The centromere is the narrowest area of the chromosomes, whose position is characteristic in each of the pairs. It should be remembered that a chromosome is a cellular structure that houses deoxyribonucleic acid (DNA).
Chromosomes have two arms, which are spaced at the centromere; one of them is called q and is long, while the short one is called p. According to the position of the centromere, the chromosomes can be acrocentric, metacentric or submetacentric. In some cases, we also speak of telocentric chromosomes, although this classification is often questioned.
According to DigoPaul, a chromosome is considered to be metacentric if its centromere is in the center of its structure, which results in the arms being equal in length. The pairs of chromosomes 1, 3, 19 and 20 of the human being are clear examples of the metacentric structure.
The submetacentric chromosome, on the other hand, is one in which the centromere is located so that one of the arms is slightly longer than the other. Most of our chromosomes fall into this category except for 1, 3, 19, 20, and X, all of which are metacentric, and 13, 14, 15, 21, and 22, which are considered acrocentric. With respect to the Y, some consider it submetacentric while others, acrocentric without satellite.
It is precisely the turn to define the acrocentric chromosome, in which the centromere is closer to one of the telomeres, which causes one of the arms to be long, the p, and the other to be very short, the p. In our case, the acrocentric chromosomes are 13, 14, 15, 21 and 22, which fulfill the function of nucleolar organizers.
As anticipated above, the concept of the telocentric chromosome represents a rather particular case; Although a large part of the scientific community accepts and divulges it, it is necessary to point out that this category does not exist as such in nature. In theory, the centromere of a telocentric chromosome is located at one of its ends, although this cannot be true since the telocentric region does not give rise to another structure in its final part.
Another reason supported by scientists who rule out the existence of the telocentric chromosome is that the absence of the telomere or its shortening causes a lack of stability in the chromosomes, which leads to the phenomenon known as Robertsonian translocation or Robertsonian polymorphism, which is defined such as chromosome fission or fusion.

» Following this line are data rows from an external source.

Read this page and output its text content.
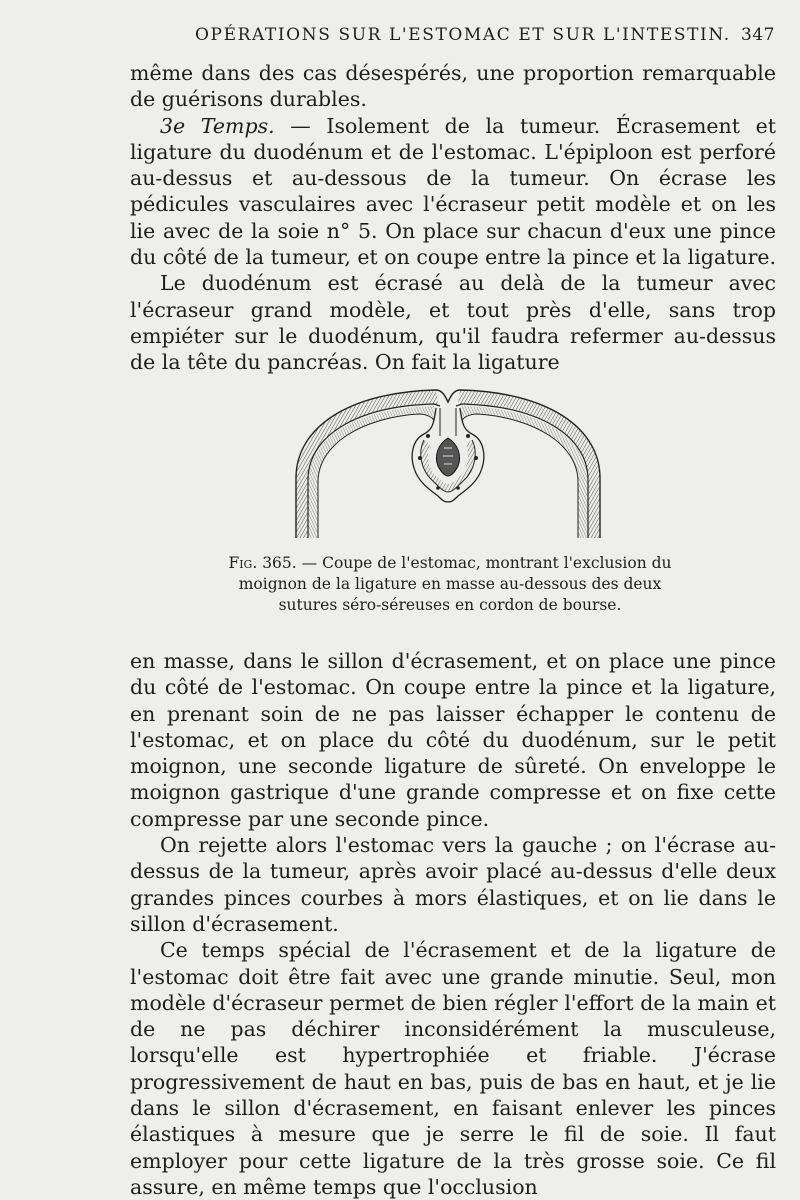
OPÉRATIONS SUR L'ESTOMAC ET SUR L'INTESTIN. 347

même dans des cas désespérés, une proportion remarquable de guérisons durables.

3e Temps. — Isolement de la tumeur. Écrasement et ligature du duodénum et de l'estomac. L'épiploon est perforé au-dessus et au-dessous de la tumeur. On écrase les pédicules vasculaires avec l'écraseur petit modèle et on les lie avec de la soie n° 5. On place sur chacun d'eux une pince du côté de la tumeur, et on coupe entre la pince et la ligature.

Le duodénum est écrasé au delà de la tumeur avec l'écraseur grand modèle, et tout près d'elle, sans trop empiéter sur le duodénum, qu'il faudra refermer au-dessus de la tête du pancréas. On fait la ligature

Fig. 365. — Coupe de l'estomac, montrant l'exclusion du moignon de la ligature en masse au-dessous des deux sutures séro-séreuses en cordon de bourse.

en masse, dans le sillon d'écrasement, et on place une pince du côté de l'estomac. On coupe entre la pince et la ligature, en prenant soin de ne pas laisser échapper le contenu de l'estomac, et on place du côté du duodénum, sur le petit moignon, une seconde ligature de sûreté. On enveloppe le moignon gastrique d'une grande compresse et on fixe cette compresse par une seconde pince.

On rejette alors l'estomac vers la gauche ; on l'écrase au-dessus de la tumeur, après avoir placé au-dessus d'elle deux grandes pinces courbes à mors élastiques, et on lie dans le sillon d'écrasement.

Ce temps spécial de l'écrasement et de la ligature de l'estomac doit être fait avec une grande minutie. Seul, mon modèle d'écraseur permet de bien régler l'effort de la main et de ne pas déchirer inconsidérément la musculeuse, lorsqu'elle est hypertrophiée et friable. J'écrase progressivement de haut en bas, puis de bas en haut, et je lie dans le sillon d'écrasement, en faisant enlever les pinces élastiques à mesure que je serre le fil de soie. Il faut employer pour cette ligature de la très grosse soie. Ce fil assure, en même temps que l'occlusion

In short, the Robertsonian translocation is the set of alterations that affect the number of chromosomes that originate when two acrocentrics unite to give rise to a metacentric. As expected, the centromere of no human chromosome is in the telocentric position.
It can be said that the centromere is a region of the chromosome, in which it interacts with the achromatic spindle in different phases of cell division (either in meiosis or in mitosis). The centromere, in this framework, drives the movements of the chromosome in these phases.
The achromatic spindle is made up of microtubules that originate from the centrioles. This spindle interacts with protein structures in the centromere called kinetochores. This interaction takes place from prophase to anaphase.
The peculiarities of chromosomes can be detected through certain microscopes. Through these devices, the constrictions of the chromosome can be noticed, which can be primary (if they are found in all of the chromosomes) or secondary (when they are temporary or only appear on certain chromosomes).
Centromeres are primary constrictions that, when stained, appear less colored than other areas of the chromosome. In this way, scientists can identify centromeres more easily thanks to the effects generated by staining.